Houghton Hall, nr King’s Lynn, to 26 October
3 Syria: A Conflict Explored
A war that continues to cause so much suffering and displacement is examined through images, objects, talks and discussions. Photographer Sergey Ponomarev documents the violence, destruction and human odysseys of survival; the development of the conflict is analysed in an accompanying display. This increasingly valuable museum brings its history of modern warfare distressingly up to date.
Imperial War Museum, SE1, to 3 September
4 William Mackrell
Surrealism is reborn in the work of this young artist who dwells on the human body in eerie, unsettling ways. His photographs and sculptures draw on the history of modern art as they turn the everyday into the abstract and back again. Dreamlike transformations and glimpses of the utter strangeness of reality make his work well worth a visit to this east London project space.

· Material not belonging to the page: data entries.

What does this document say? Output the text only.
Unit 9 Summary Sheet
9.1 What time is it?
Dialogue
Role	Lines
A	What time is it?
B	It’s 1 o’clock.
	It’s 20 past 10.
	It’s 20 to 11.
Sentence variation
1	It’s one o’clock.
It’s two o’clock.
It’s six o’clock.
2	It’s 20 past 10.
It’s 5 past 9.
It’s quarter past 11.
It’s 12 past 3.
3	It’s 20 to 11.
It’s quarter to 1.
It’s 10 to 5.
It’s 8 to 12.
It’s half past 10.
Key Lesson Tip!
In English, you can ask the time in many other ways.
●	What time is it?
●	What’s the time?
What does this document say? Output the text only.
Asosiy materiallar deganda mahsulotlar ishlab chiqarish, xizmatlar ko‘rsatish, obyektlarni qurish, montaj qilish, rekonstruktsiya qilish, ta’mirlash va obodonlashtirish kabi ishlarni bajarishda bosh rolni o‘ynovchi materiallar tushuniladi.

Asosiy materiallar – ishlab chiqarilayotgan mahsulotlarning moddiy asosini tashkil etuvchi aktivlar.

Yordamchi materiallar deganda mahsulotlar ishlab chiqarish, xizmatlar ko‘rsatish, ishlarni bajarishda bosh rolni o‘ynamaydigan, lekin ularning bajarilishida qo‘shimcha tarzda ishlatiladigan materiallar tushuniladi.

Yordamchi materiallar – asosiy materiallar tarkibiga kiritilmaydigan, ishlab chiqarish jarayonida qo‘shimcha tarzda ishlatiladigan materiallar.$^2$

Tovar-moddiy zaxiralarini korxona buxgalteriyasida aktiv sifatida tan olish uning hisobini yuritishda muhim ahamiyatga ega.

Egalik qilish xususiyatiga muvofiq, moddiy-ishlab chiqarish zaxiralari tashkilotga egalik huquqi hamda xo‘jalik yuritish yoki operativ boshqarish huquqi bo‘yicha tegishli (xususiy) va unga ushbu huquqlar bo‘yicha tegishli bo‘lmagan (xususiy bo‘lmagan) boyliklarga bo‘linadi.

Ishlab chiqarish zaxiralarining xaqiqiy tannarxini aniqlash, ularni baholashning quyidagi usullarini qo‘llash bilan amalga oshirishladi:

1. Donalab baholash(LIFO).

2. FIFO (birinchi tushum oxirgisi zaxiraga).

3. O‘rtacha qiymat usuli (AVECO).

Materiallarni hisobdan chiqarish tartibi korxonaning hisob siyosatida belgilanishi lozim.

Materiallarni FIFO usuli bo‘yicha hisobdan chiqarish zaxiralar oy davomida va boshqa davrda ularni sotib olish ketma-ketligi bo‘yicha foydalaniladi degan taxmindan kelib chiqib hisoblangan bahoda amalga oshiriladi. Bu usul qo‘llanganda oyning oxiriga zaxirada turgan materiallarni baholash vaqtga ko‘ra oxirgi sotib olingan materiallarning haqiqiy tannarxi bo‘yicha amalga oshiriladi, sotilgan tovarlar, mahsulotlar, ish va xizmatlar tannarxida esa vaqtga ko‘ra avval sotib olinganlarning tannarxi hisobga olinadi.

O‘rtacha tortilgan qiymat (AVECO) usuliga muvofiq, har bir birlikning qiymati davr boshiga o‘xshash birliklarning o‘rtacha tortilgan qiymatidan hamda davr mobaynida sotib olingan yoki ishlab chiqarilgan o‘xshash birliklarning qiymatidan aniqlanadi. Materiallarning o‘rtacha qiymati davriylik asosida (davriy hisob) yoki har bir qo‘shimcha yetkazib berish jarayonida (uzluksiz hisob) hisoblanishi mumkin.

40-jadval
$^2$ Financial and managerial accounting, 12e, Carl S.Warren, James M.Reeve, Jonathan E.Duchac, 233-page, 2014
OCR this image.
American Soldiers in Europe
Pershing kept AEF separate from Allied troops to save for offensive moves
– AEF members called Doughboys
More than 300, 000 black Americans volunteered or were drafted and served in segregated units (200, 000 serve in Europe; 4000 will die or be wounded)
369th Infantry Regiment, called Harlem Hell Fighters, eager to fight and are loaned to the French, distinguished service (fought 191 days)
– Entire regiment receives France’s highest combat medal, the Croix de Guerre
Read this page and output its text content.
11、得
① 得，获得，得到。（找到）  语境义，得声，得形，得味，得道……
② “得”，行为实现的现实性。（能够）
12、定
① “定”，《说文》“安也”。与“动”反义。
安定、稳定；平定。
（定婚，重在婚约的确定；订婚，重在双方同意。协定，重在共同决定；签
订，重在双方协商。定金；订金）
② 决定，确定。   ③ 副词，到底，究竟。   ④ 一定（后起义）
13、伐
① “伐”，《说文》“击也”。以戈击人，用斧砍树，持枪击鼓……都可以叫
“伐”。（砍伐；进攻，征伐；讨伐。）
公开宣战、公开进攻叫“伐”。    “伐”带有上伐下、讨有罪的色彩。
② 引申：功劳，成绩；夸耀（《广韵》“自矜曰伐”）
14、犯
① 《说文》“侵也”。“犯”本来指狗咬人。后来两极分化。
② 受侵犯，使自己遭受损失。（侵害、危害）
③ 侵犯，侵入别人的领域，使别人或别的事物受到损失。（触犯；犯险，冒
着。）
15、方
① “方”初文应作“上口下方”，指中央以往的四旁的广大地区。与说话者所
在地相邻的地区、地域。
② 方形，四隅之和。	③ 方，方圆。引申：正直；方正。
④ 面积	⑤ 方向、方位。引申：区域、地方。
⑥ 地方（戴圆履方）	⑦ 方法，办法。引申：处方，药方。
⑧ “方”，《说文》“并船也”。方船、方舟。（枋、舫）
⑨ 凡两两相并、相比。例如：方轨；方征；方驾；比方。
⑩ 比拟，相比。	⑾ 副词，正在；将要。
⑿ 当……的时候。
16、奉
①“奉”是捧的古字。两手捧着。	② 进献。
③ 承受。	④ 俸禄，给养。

The Ryder Projects, E2, to 27 May
5 Russian Revolution: Hope, Tragedy, Myths
There is no shortage of exhibitions marking the centenary of the Russian Revolution but perhaps this is the truly needed one. The British Library ransacks its archives to get closer to the historical reality of this epochal, much mythified event. Among the resonant documents of those days that changed the world is Lenin’s application for a reader’s pass at the British Library itself.